La deposizione di F.G., primo teste della giornata, ha invece offerto quello che lo stesso testimone, poco dopo la sua deposizione, ha definito «un aneddoto paradossale». «Allo stadio mi denunciano se canto "faccetta nera", qui mi obbligano a cantarla», gli avrebbe infatti detto un ragazzo al suo fianco nella cella. Lo stesso ragazzo che F.G. aveva visto in piazza, picchiato dai poliziotti in modo violento, qualche ora prima: «Gli misero un piede in testa, come per mettersi in posa».

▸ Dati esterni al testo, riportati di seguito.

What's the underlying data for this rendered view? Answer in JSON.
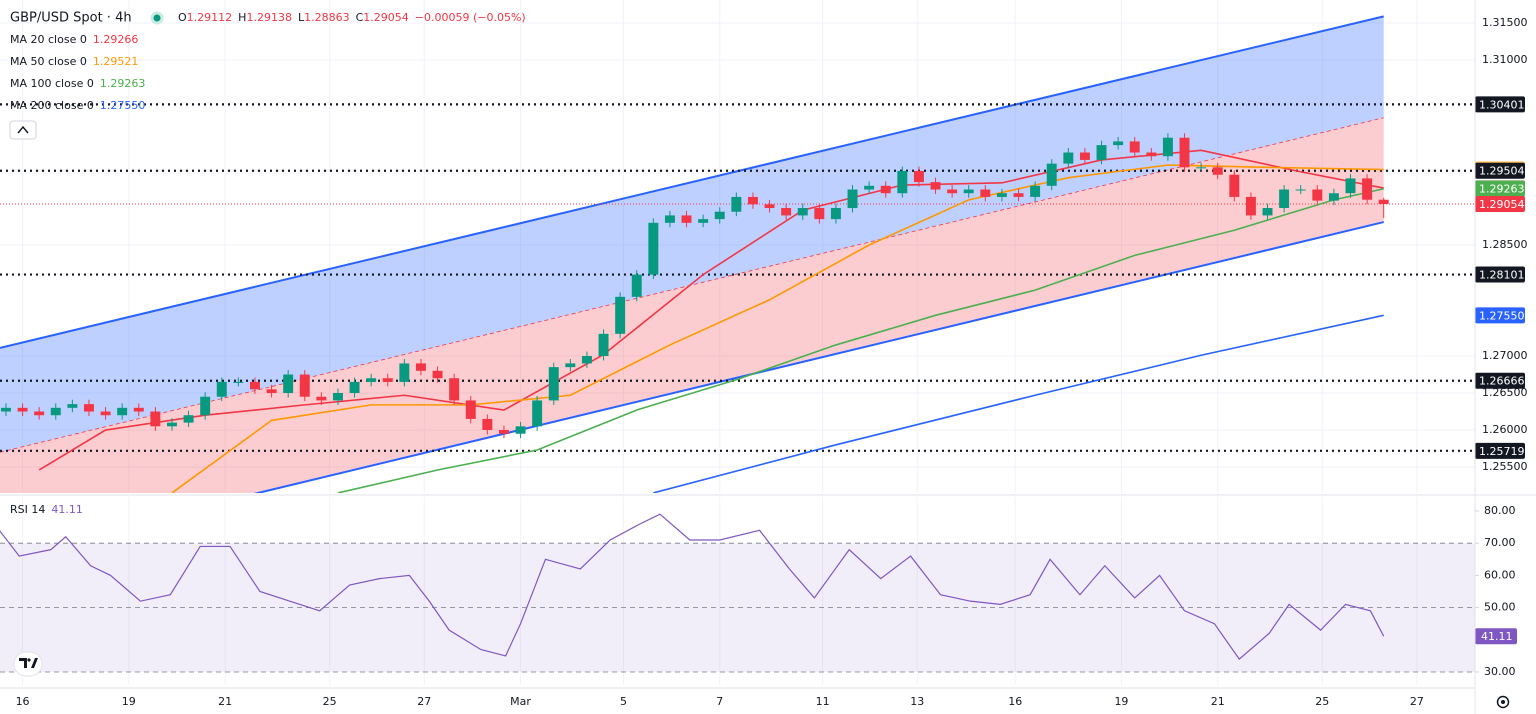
{
  "chart_data": [
    {
      "type": "candlestick",
      "title": "GBP/USD Spot · 4h",
      "ohlc_legend": [
        [
          "O",
          "1.29112"
        ],
        [
          "H",
          "1.29138"
        ],
        [
          "L",
          "1.28863"
        ],
        [
          "C",
          "1.29054"
        ]
      ],
      "change": "−0.00059 (−0.05%)",
      "up_color": "#089981",
      "down_color": "#f23645",
      "xlim": [
        -0.36,
        88.5
      ],
      "ylim": [
        1.25149,
        1.31811
      ],
      "xticks": [
        {
          "value": 1,
          "label": "16"
        },
        {
          "value": 7.4,
          "label": "19"
        },
        {
          "value": 13.2,
          "label": "21"
        },
        {
          "value": 19.5,
          "label": "25"
        },
        {
          "value": 25.2,
          "label": "27"
        },
        {
          "value": 31,
          "label": "Mar"
        },
        {
          "value": 37.2,
          "label": "5"
        },
        {
          "value": 43,
          "label": "7"
        },
        {
          "value": 49.2,
          "label": "11"
        },
        {
          "value": 54.9,
          "label": "13"
        },
        {
          "value": 60.8,
          "label": "16"
        },
        {
          "value": 67.2,
          "label": "19"
        },
        {
          "value": 73,
          "label": "21"
        },
        {
          "value": 79.3,
          "label": "25"
        },
        {
          "value": 85,
          "label": "27"
        }
      ],
      "yticks": [
        {
          "value": 1.315,
          "label": "1.31500"
        },
        {
          "value": 1.31,
          "label": "1.31000"
        },
        {
          "value": 1.285,
          "label": "1.28500"
        },
        {
          "value": 1.27,
          "label": "1.27000"
        },
        {
          "value": 1.265,
          "label": "1.26500"
        },
        {
          "value": 1.26,
          "label": "1.26000"
        },
        {
          "value": 1.255,
          "label": "1.25500"
        }
      ],
      "opens": [
        1.2625,
        1.263,
        1.2625,
        1.262,
        1.263,
        1.2635,
        1.2625,
        1.262,
        1.263,
        1.2625,
        1.2605,
        1.261,
        1.262,
        1.2645,
        1.2665,
        1.2665,
        1.2655,
        1.265,
        1.2675,
        1.2645,
        1.264,
        1.265,
        1.2665,
        1.267,
        1.2665,
        1.269,
        1.268,
        1.267,
        1.264,
        1.2615,
        1.26,
        1.2595,
        1.2605,
        1.264,
        1.2685,
        1.269,
        1.27,
        1.273,
        1.278,
        1.281,
        1.288,
        1.289,
        1.288,
        1.2885,
        1.2895,
        1.2915,
        1.2905,
        1.29,
        1.289,
        1.29,
        1.2885,
        1.29,
        1.2925,
        1.293,
        1.292,
        1.295,
        1.2935,
        1.2925,
        1.292,
        1.2925,
        1.2915,
        1.292,
        1.2915,
        1.293,
        1.296,
        1.2975,
        1.2965,
        1.2985,
        1.299,
        1.2975,
        1.297,
        1.2995,
        1.2955,
        1.2955,
        1.2945,
        1.2915,
        1.289,
        1.29,
        1.2925,
        1.2925,
        1.291,
        1.292,
        1.294,
        1.29112
      ],
      "highs": [
        1.2636,
        1.2636,
        1.2631,
        1.2636,
        1.2641,
        1.2641,
        1.2631,
        1.2636,
        1.2636,
        1.2631,
        1.2616,
        1.2626,
        1.2651,
        1.2671,
        1.2671,
        1.2671,
        1.2661,
        1.2681,
        1.2681,
        1.2651,
        1.2656,
        1.2671,
        1.2676,
        1.2676,
        1.2696,
        1.2696,
        1.2686,
        1.2676,
        1.2646,
        1.2621,
        1.2606,
        1.2611,
        1.2646,
        1.2691,
        1.2696,
        1.2706,
        1.2736,
        1.2786,
        1.2816,
        1.2886,
        1.2896,
        1.2896,
        1.2891,
        1.2901,
        1.2921,
        1.2921,
        1.2911,
        1.2906,
        1.2906,
        1.2906,
        1.2906,
        1.2931,
        1.2936,
        1.2936,
        1.2956,
        1.2956,
        1.2941,
        1.2931,
        1.2931,
        1.2931,
        1.2926,
        1.2926,
        1.2936,
        1.2966,
        1.2981,
        1.2981,
        1.2991,
        1.2996,
        1.2996,
        1.2981,
        1.3001,
        1.3001,
        1.2961,
        1.2961,
        1.2951,
        1.2921,
        1.2906,
        1.2931,
        1.2931,
        1.2931,
        1.2926,
        1.2946,
        1.2946,
        1.29138
      ],
      "lows": [
        1.2619,
        1.2619,
        1.2614,
        1.2614,
        1.2624,
        1.2619,
        1.2614,
        1.2614,
        1.2619,
        1.2599,
        1.2599,
        1.2604,
        1.2614,
        1.2639,
        1.2659,
        1.2649,
        1.2644,
        1.2644,
        1.2639,
        1.2634,
        1.2634,
        1.2644,
        1.2659,
        1.2659,
        1.2659,
        1.2674,
        1.2664,
        1.2634,
        1.2609,
        1.2594,
        1.2589,
        1.2589,
        1.2599,
        1.2634,
        1.2679,
        1.2684,
        1.2694,
        1.2724,
        1.2774,
        1.2804,
        1.2874,
        1.2874,
        1.2874,
        1.2879,
        1.2889,
        1.2899,
        1.2894,
        1.2884,
        1.2884,
        1.2879,
        1.2879,
        1.2894,
        1.2919,
        1.2914,
        1.2914,
        1.2929,
        1.2919,
        1.2914,
        1.2914,
        1.2909,
        1.2909,
        1.2909,
        1.2909,
        1.2924,
        1.2954,
        1.2959,
        1.2959,
        1.2979,
        1.2969,
        1.2964,
        1.2964,
        1.2949,
        1.2949,
        1.2939,
        1.2909,
        1.2884,
        1.2884,
        1.2894,
        1.2919,
        1.2904,
        1.2904,
        1.2914,
        1.2905,
        1.28863
      ],
      "closes": [
        1.263,
        1.2625,
        1.262,
        1.263,
        1.2635,
        1.2625,
        1.262,
        1.263,
        1.2625,
        1.2605,
        1.261,
        1.262,
        1.2645,
        1.2665,
        1.2665,
        1.2655,
        1.265,
        1.2675,
        1.2645,
        1.264,
        1.265,
        1.2665,
        1.267,
        1.2665,
        1.269,
        1.268,
        1.267,
        1.264,
        1.2615,
        1.26,
        1.2595,
        1.2605,
        1.264,
        1.2685,
        1.269,
        1.27,
        1.273,
        1.278,
        1.281,
        1.288,
        1.289,
        1.288,
        1.2885,
        1.2895,
        1.2915,
        1.2905,
        1.29,
        1.289,
        1.29,
        1.2885,
        1.29,
        1.2925,
        1.293,
        1.292,
        1.295,
        1.2935,
        1.2925,
        1.292,
        1.2925,
        1.2915,
        1.292,
        1.2915,
        1.293,
        1.296,
        1.2975,
        1.2965,
        1.2985,
        1.299,
        1.2975,
        1.297,
        1.2995,
        1.2955,
        1.2955,
        1.2945,
        1.2915,
        1.289,
        1.29,
        1.2925,
        1.2925,
        1.291,
        1.292,
        1.294,
        1.29112,
        1.29054
      ],
      "series": [
        {
          "name": "MA 20 close 0",
          "value_label": "1.29266",
          "color": "#f23645",
          "x": [
            2,
            6,
            12,
            18,
            24,
            30,
            36,
            42,
            48,
            54,
            60,
            66,
            72,
            78,
            83
          ],
          "values": [
            1.2546,
            1.26,
            1.262,
            1.2634,
            1.2647,
            1.2627,
            1.2702,
            1.281,
            1.2897,
            1.2931,
            1.2934,
            1.2965,
            1.2978,
            1.2949,
            1.2927
          ]
        },
        {
          "name": "MA 50 close 0",
          "value_label": "1.29521",
          "color": "#ff9800",
          "x": [
            10,
            16,
            22,
            28,
            34,
            40,
            46,
            52,
            58,
            64,
            70,
            76,
            83
          ],
          "values": [
            1.2515,
            1.2613,
            1.2634,
            1.2634,
            1.2647,
            1.2715,
            1.2776,
            1.285,
            1.2911,
            1.2941,
            1.2958,
            1.2955,
            1.2952
          ]
        },
        {
          "name": "MA 100 close 0",
          "value_label": "1.29263",
          "color": "#4caf50",
          "x": [
            20,
            26,
            32,
            38,
            44,
            50,
            56,
            62,
            68,
            74,
            80,
            83
          ],
          "values": [
            1.2515,
            1.2546,
            1.2573,
            1.2627,
            1.2668,
            1.2715,
            1.2755,
            1.2789,
            1.2836,
            1.287,
            1.2911,
            1.2926
          ]
        },
        {
          "name": "MA 200 close 0",
          "value_label": "1.27550",
          "color": "#2962ff",
          "x": [
            39,
            50,
            62,
            72,
            83
          ],
          "values": [
            1.2515,
            1.258,
            1.2647,
            1.2701,
            1.2755
          ]
        }
      ],
      "channel": {
        "x": [
          -0.36,
          83
        ],
        "upper": [
          1.2711,
          1.3159
        ],
        "middle": [
          1.257,
          1.3022
        ],
        "lower": [
          1.2431,
          1.2881
        ],
        "line_color": "#2962ff"
      },
      "levels": [
        1.30401,
        1.29504,
        1.28101,
        1.26666,
        1.25719
      ],
      "last_price": 1.29054,
      "badges": [
        {
          "value": 1.30401,
          "label": "1.30401",
          "color": "#131722",
          "text_color": "#ffffff"
        },
        {
          "value": 1.29521,
          "label": "1.29521",
          "color": "#ffb74d",
          "text_color": "#131722"
        },
        {
          "value": 1.29504,
          "label": "1.29504",
          "color": "#131722",
          "text_color": "#ffffff"
        },
        {
          "value": 1.29266,
          "label": "1.29266",
          "color": "#f23645",
          "text_color": "#ffffff"
        },
        {
          "value": 1.29263,
          "label": "1.29263",
          "color": "#4caf50",
          "text_color": "#ffffff"
        },
        {
          "value": 1.29054,
          "label": "1.29054",
          "color": "#f23645",
          "text_color": "#ffffff"
        },
        {
          "value": 1.28101,
          "label": "1.28101",
          "color": "#131722",
          "text_color": "#ffffff"
        },
        {
          "value": 1.2755,
          "label": "1.27550",
          "color": "#2962ff",
          "text_color": "#ffffff"
        },
        {
          "value": 1.26666,
          "label": "1.26666",
          "color": "#131722",
          "text_color": "#ffffff"
        },
        {
          "value": 1.25719,
          "label": "1.25719",
          "color": "#131722",
          "text_color": "#ffffff"
        }
      ]
    },
    {
      "type": "line",
      "series": [
        {
          "name": "RSI 14",
          "value_label": "41.11",
          "color": "#7e57c2",
          "x": [
            -0.4,
            0.8,
            2.7,
            3.6,
            5.1,
            6.3,
            8.1,
            9.9,
            11.7,
            13.5,
            15.3,
            17.1,
            18.9,
            20.7,
            22.5,
            24.3,
            25.5,
            26.7,
            28.6,
            30.1,
            31,
            32.5,
            34.6,
            36.4,
            38.2,
            39.4,
            41.2,
            43,
            45.4,
            47.2,
            48.7,
            50.8,
            52.7,
            54.5,
            56.3,
            58.1,
            59.9,
            61.7,
            62.9,
            64.7,
            66.2,
            68,
            69.5,
            71,
            72.8,
            74.3,
            76.1,
            77.3,
            79.2,
            80.7,
            82.2,
            83
          ],
          "values": [
            74,
            66,
            68,
            72,
            63,
            60,
            52,
            54,
            69,
            69,
            55,
            52,
            49,
            57,
            59,
            60,
            52,
            43,
            37,
            35,
            45,
            65,
            62,
            71,
            76,
            79,
            71,
            71,
            74,
            62,
            53,
            68,
            59,
            66,
            54,
            52,
            51,
            54,
            65,
            54,
            63,
            53,
            60,
            49,
            45,
            34,
            42,
            51,
            43,
            51,
            49,
            41.11
          ]
        }
      ],
      "xlim": [
        -0.36,
        88.5
      ],
      "ylim": [
        25.96,
        84.35
      ],
      "yticks": [
        {
          "value": 80,
          "label": "80.00"
        },
        {
          "value": 70,
          "label": "70.00"
        },
        {
          "value": 60,
          "label": "60.00"
        },
        {
          "value": 50,
          "label": "50.00"
        },
        {
          "value": 30,
          "label": "30.00"
        }
      ],
      "levels": [
        70,
        50,
        30
      ]
    }
  ]
}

F.G., dopo una simile esternazione, ricorda di avere pensato allora che «i carcerieri avevano arrestato un loro simile». Le circostanze con cui F.G. ha descritto i fatti - sia le fasi dell'arresto, sia le fasi all'interno della caserma - sembrano coincidere con quanto rilasciato in fase di indagini da B.M. (un ragazzo romano, tifoso giallorosso e figlio di un ispettore-capo della Dia di Roma) già ascoltato in aula sulle violenze subite dopo il suo arrivo nella caserma. Questo episodio non è l'unica novità della deposizione di F.G. - che ancora oggi ha problemi di circolazione alle mani a causa delle reiterate occasioni in cui i poliziotti gli stringevano i laccetti neri usati come manette: «In infermeria ero nudo e mi obbligarono a vestirmi con una felpa fradicia di urina», ha detto ieri in aula, aggiungendo un nuovo particolare all'elenco dei «trattamenti inumani e degradanti» ravvisati dai pm in fase di indagine.